The plant called "cissos erythranos"1 by the Greeks, is similar to the ivy: taken in wine, it is good for sciatica and lumbago. The berries, it is said, are of so powerful a nature as to produce bloody urine. "Chamæcissos"2 also is a name given by them to a creeping ivy which never rises from the surface of the ground: bruised in wine, in doses of one acetabulum, it is curative of affections of the spleen, the leaves of it being applied topically with axle-grease to burns.

The smilax3 also, otherwise known as the "anthophoros,"4 has a strong resemblance to ivy, but the leaves of it are smaller. A chaplet, they say, made of an uneven number of the leaves, is an effectual cure for head-ache. Some writers mention two kinds of smilax, one of which is all but perennial, and is found climbing the trees in umbrageous valleys, the berries hanging in clusters. These berries, they say, are remarkably efficacious for all kinds of poisons; so much so indeed, that infants to whom the juice of them has been habitually administered, are rendered proof against all poisons for the rest of their life. The other kind. it is said, manifests a predilection for cultivated localities, and is often found growing there; but as for medicinal properties, it has none. The former kind, they say, is the smilax, the wood of which we have mentioned5 as emitting a sound, if held close to the ear.

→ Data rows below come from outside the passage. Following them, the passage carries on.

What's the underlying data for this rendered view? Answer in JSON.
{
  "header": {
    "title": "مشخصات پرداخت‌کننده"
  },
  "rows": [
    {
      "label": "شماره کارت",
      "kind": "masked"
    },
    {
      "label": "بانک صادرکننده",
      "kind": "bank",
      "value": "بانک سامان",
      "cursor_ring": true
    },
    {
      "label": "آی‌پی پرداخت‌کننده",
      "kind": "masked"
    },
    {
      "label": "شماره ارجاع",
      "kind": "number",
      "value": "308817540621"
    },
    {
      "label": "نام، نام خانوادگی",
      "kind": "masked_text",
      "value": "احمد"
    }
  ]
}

Another plant, similar to this, they call by the name of "clematis:"6 it is found adhering to trees, and has a jointed stem. The leaves of it cleanse leprous7 sores, and the seed acts as an aperient, taken in doses of one acetabulum, in one hemina of water, or in hydromel. A decoction of it is prescribed also for a similar purpose.

1 "Red-berried" or "red-leaved ivy." See B. xvi. c. 62. This kind, Fée says, appears not to have been identified.

2 "Ground-ivy." See B. xvi. c. 62, Note 17. M. Fraäs adopts Sprengel's opinion that it is the Antirrhinum Azarina, the bastard asarum.

3 See B. xvi. c.

4 "Flower-bearer."

5 In B. xvi. c. 63.

6 Sprergel thinks that this is the Clematis viticella, but Fée identifies it with the Clematis vitalba of Linnæus, the climber, or traveller's joy.

7 The leaves of it, Fée says, are of a caustic nature, and have been employed before now by impostors for producing sores on the skin of a frightful appearance, but easily healed.